Case Study: Processing Historical Weather Pattern Data (with R)

1. Introduction

Few days ago I read a case study article about Processing Historical Weather.

I founnd this article valuable for learning. It describes a whole data analysis process:

1. Web scraping. Request an URL and get it's respond. Extract useful infornatiom for us from the respond.

2. File manipulation. Download zip-files from internet and write them into disk. Unzip files.

3. Data transforming. Read-in data files. Merge them into a whole dataframe. Do some data transformation and cleaning.

The original article is written in Python. I do use Python on one hand, but I also use R daily. 

I decide to try how I can do the same things in R, even I know there are some topics are well known for Python(like web scraping).

There are interesting stories and problem background behind the process so I recommend you also read the original article.

 

2. Web Scraping

First step is about web scraping. I won't copy and paste all the Python code from original article. 
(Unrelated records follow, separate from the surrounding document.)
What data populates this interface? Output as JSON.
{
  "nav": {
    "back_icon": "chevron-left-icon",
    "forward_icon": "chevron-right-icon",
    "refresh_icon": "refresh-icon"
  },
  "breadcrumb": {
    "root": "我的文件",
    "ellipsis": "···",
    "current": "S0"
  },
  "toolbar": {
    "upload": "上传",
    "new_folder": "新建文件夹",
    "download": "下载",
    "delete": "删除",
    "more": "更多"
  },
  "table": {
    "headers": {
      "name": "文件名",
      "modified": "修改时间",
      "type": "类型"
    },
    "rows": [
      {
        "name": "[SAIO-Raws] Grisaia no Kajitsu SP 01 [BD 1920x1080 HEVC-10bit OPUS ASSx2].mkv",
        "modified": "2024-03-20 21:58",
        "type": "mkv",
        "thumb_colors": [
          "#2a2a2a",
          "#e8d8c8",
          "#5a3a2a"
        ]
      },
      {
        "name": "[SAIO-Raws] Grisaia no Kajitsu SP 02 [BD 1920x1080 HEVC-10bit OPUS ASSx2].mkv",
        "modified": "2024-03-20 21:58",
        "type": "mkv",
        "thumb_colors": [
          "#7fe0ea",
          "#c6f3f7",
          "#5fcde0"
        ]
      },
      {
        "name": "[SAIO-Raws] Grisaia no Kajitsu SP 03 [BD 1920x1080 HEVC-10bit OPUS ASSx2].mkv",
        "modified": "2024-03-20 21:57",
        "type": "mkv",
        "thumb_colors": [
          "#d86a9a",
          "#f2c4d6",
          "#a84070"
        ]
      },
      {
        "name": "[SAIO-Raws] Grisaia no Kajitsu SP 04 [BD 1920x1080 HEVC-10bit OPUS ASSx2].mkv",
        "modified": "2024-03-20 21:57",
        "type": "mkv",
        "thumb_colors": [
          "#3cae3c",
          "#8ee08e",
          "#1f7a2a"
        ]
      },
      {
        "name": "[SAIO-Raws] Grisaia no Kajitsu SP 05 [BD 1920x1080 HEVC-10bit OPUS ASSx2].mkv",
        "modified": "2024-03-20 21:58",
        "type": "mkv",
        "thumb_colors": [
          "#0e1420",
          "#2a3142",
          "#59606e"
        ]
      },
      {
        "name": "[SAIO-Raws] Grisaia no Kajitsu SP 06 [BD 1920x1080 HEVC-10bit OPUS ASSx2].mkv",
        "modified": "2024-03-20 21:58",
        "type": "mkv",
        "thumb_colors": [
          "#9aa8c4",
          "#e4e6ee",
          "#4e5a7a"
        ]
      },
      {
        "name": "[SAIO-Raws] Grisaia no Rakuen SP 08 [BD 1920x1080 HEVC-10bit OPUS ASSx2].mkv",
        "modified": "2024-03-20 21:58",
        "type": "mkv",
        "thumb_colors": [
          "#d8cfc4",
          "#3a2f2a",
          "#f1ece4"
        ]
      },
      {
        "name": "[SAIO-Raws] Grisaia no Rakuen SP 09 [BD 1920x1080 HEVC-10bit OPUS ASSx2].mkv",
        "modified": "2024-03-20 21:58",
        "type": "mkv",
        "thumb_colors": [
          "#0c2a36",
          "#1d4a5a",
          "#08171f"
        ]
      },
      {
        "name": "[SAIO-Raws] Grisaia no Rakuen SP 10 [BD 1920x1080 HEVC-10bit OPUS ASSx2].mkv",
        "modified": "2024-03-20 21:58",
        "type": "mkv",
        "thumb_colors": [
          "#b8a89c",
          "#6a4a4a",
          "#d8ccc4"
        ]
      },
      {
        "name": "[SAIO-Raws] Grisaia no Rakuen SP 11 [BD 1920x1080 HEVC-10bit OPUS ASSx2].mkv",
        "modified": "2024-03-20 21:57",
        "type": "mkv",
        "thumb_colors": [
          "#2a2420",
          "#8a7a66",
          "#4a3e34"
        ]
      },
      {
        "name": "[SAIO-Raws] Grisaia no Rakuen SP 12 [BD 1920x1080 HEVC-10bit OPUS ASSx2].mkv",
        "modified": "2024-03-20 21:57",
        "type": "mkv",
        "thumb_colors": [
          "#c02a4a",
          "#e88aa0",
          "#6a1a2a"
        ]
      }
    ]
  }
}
It basically do three things:

1. Use Python requests library to visit and get respoind from an URL(it is "German Weather Service" aka "DWD").

2. Use famous BeautifulSoup library to analyse the respond and extract information we need. Which are URLs for each weather data file downloading.

3. Use Python requests library to request the download URL. Then use base Python open() function to write the downloaded data into disk.

Below, I will follow this process but in R language.

2.1 How to do web scraping in R?

In R, we first need a library equivalent to "requests" and "BeautifulSoup". Luckly, we have tow in one package: rvest.

We can use rvest::read_html() to visit an URL and get it's respond.

If you print out the respond, it is only lists of html taged document.

library(xml2)
library(rvest)

base_url <- 'https://opendata.dwd.de/climate_environment/CDC/observations_germany/climate/hourly/air_temperature/historical/'

base_resp <- read_html(base_url)

2.2 How to analysis the html respond and extract information in R?

We can think of the respond as a list contains "chaos" information. How can we analyse it and extract useful information?

We can use rvest::html_nodes() to analyse the respond, which is eqivalent to the job normally done by BeautifulSoup in Python.

A common web scraping will stop here, because the information or data we need will contain inside the chaos html respond document.

For example, after we web scraping a store's pages we can located and output the prices and item names.

However, in our case study, which is even more valuable for learning, the wbesite contains the URLs for data file downloading.

Under tag "a" there are URLs for data files(which are zip-files). All the data files are name as "stundenwerte_TU*" so we do a little match filter by grepl().

zip_names <- html_nodes(base_resp, "a") %>% html_attr("href")
zip_names <- zip_names[grepl("stundenwerte_TU", zip_names)] # regex

2.3 How to download data files from their URLs in R?

I am surprised that there are a base R function called download.file(), which can request downloadable URL and write infomation into disk directly.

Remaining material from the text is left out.